Do those functions need to be exported (or public)? |
|
@oscardssmith I have a few questions before I revise. You mentioned the default should be 0 for backward compatibility. I originally went with You're completely right about the atomics. I was overthinking the concurrency case, but tests run sequentially in a single process anyway. I'll switch to a simple For the API, if we make the limit nonatomic and just use direct access like Should I draft a companion PR for Pkg showing how |
|
@DilumAluthge I originally exported them thinking they might be useful for custom test runners, but @oscardssmith pointed out they probably shouldn't be. I think you're right that they should either be |
Keeping them internal (non-public) sounds good to me! |
|
@oscardssmith I've pushed an updated version based on your feedback. The atomics are gone and the globals are now plain @DilumAluthge Updated the PR to remove the exports entirely as you and @oscardssmith suggested. The globals are now accessed directly via |
db67957 to
af210e1
Compare
|
@oscardssmith The count is now a |
af210e1 to
130536b
Compare
|
@oscardssmith Is there anything else you'd like me to address before this is ready? |
|
Seems ready to me. I'd like to see the Pkg side PR before merging to get a real user of this, but the code here looks correct. |
|
@oscardssmith I'll put together a draft PR for the Pkg side showing the integration. I'll link it here once it's ready. |
|
@VanitasCodes Just wanted to check- have you used any AI tools when working on this PR? Either to generate the code or to write the PR description or comments? |
I have had some assistance for the code, yes. But it was majorly used for understanding and navigating through the codebase more effectively. |
|
@oscardssmith quick update before I push.
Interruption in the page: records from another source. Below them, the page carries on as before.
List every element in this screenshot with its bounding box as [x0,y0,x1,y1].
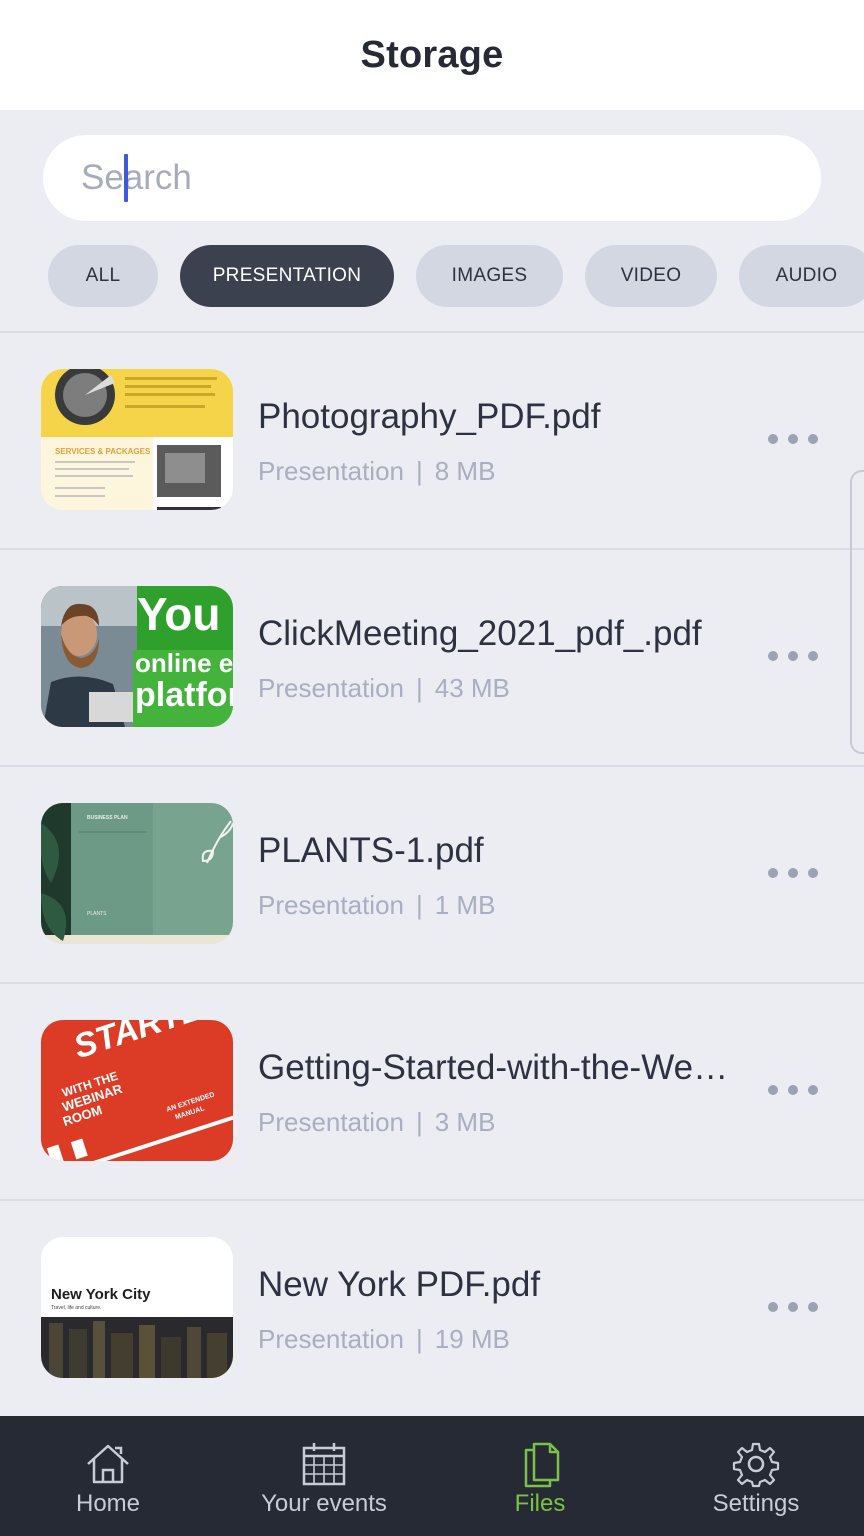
file-name: ClickMeeting_2021_pdf_.pdf [258,614,702,653]
file-row[interactable]: You online eve platfor ClickMeeting_2021… [0,550,864,767]
tab-label: Your events [261,1490,387,1517]
thumb-heading: online eve [135,648,233,678]
file-thumbnail: BUSINESS PLAN PLANTS [41,803,233,944]
thumb-heading: SERVICES & PACKAGES [55,447,151,456]
thumb-heading: Travel, life and culture. [51,1305,101,1311]
dot-icon [808,1302,818,1312]
search-input[interactable] [81,148,821,208]
tab-label: Files [514,1490,566,1517]
meta-separator: | [415,1107,423,1137]
file-thumbnail: You online eve platfor [41,586,233,727]
file-meta: Presentation | 1 MB [258,890,495,921]
more-options-button[interactable] [762,1080,824,1100]
file-size: 43 MB [434,673,510,703]
file-name: New York PDF.pdf [258,1265,541,1304]
file-meta: Presentation | 43 MB [258,673,510,704]
page-title: Storage [360,33,504,76]
file-name: Getting-Started-with-the-Webinar-Room.pd… [258,1048,744,1087]
thumb-heading: You [137,588,220,640]
more-options-button[interactable] [762,429,824,449]
thumb-heading: New York City [51,1286,151,1303]
meta-separator: | [415,456,423,486]
file-type: Presentation [258,1324,404,1354]
file-meta: Presentation | 3 MB [258,1107,495,1138]
file-thumbnail: STARTED WITH THE WEBINAR ROOM AN EXTENDE… [41,1020,233,1161]
file-row[interactable]: BUSINESS PLAN PLANTS PLANTS-1.pdf Presen… [0,767,864,984]
file-size: 1 MB [434,890,496,920]
file-size: 8 MB [434,456,496,486]
tab-home[interactable]: Home [0,1416,216,1536]
dot-icon [788,1085,798,1095]
tab-settings[interactable]: Settings [648,1416,864,1536]
dot-icon [808,868,818,878]
dot-icon [768,1302,778,1312]
dot-icon [768,434,778,444]
dot-icon [788,434,798,444]
bottom-tab-bar: Home Your events Files Settings [0,1416,864,1536]
thumb-heading: platfor [135,676,233,714]
more-options-button[interactable] [762,1297,824,1317]
filter-chip-presentation[interactable]: PRESENTATION [180,245,394,307]
dot-icon [768,651,778,661]
file-thumbnail: New York City Travel, life and culture. [41,1237,233,1378]
search-bar[interactable] [43,135,821,221]
gear-icon [732,1442,780,1488]
dot-icon [768,868,778,878]
filter-chip-video[interactable]: VIDEO [585,245,717,307]
file-size: 19 MB [434,1324,510,1354]
app-header: Storage [0,0,864,110]
dot-icon [768,1085,778,1095]
dot-icon [788,868,798,878]
file-meta: Presentation | 8 MB [258,456,495,487]
file-row[interactable]: SERVICES & PACKAGES Photography_PDF.pdf … [0,333,864,550]
home-icon [87,1444,129,1484]
filter-chip-images[interactable]: IMAGES [416,245,563,307]
file-type: Presentation [258,456,404,486]
filter-chip-all[interactable]: ALL [48,245,158,307]
thumb-heading: BUSINESS PLAN [87,815,128,821]
thumb-heading: PLANTS [87,911,107,917]
file-icon [524,1442,560,1488]
file-name: Photography_PDF.pdf [258,397,601,436]
file-thumbnail: SERVICES & PACKAGES [41,369,233,510]
file-row[interactable]: STARTED WITH THE WEBINAR ROOM AN EXTENDE… [0,984,864,1201]
tab-your-events[interactable]: Your events [216,1416,432,1536]
filter-chip-audio[interactable]: AUDIO [739,245,864,307]
tab-label: Settings [712,1490,800,1517]
file-row[interactable]: New York City Travel, life and culture. … [0,1201,864,1418]
calendar-icon [302,1443,346,1486]
file-size: 3 MB [434,1107,496,1137]
file-list: SERVICES & PACKAGES Photography_PDF.pdf … [0,333,864,1418]
dot-icon [808,434,818,444]
file-name: PLANTS-1.pdf [258,831,484,870]
file-type: Presentation [258,673,404,703]
dot-icon [808,651,818,661]
file-type: Presentation [258,1107,404,1137]
file-meta: Presentation | 19 MB [258,1324,510,1355]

While testing locally I found that when Also while trying to test the Pkg integration I realized Pkg isn't actually tracked in the Julia repo so the |
Yeah, that's right. |
130536b to
2e98e91
Compare
|
@oscardssmith just pushed the LoadError unwrapping fix. Can you have a look at it and lemme know if the changes look right? |
Fixes #21594
Fixes #23375
This came out of the triage discussion on #61483, where @oscardssmith suggested that instead of changing the default behavior of
@testset, we should add amaxfailuresoption that test runners can use to control how many failures are tolerated before stopping execution. This PR implements the Test stdlib side of that.There's a global atomic counter that tracks failures and errors across testsets, and a configurable limit. When the count hits the limit, a
MaxFailuresErroris thrown and execution stops. The default limit istypemax(Int), so existing behavior is completely unchanged unless you explicitly callset_max_failures.Four new functions are exported from Test:
set_max_failures(n)- set the limitget_max_failures()- read the current limitget_failure_count()- read the current failure countreset_failure_count()- reset the counter to zeroThe
MaxFailuresErrorintegrates with the existingis_failfast_errormachinery, so it propagates correctly through nested testsets the same wayFailFastErrordoes. If bothfailfastandmaxfailuresare set,failfasttakes precedence since it's checked first inrecord.The intended usage is for something like
Pkg.test(; maxfailures=10)to callTest.set_max_failures(10)before running tests, which would be a follow-up PR.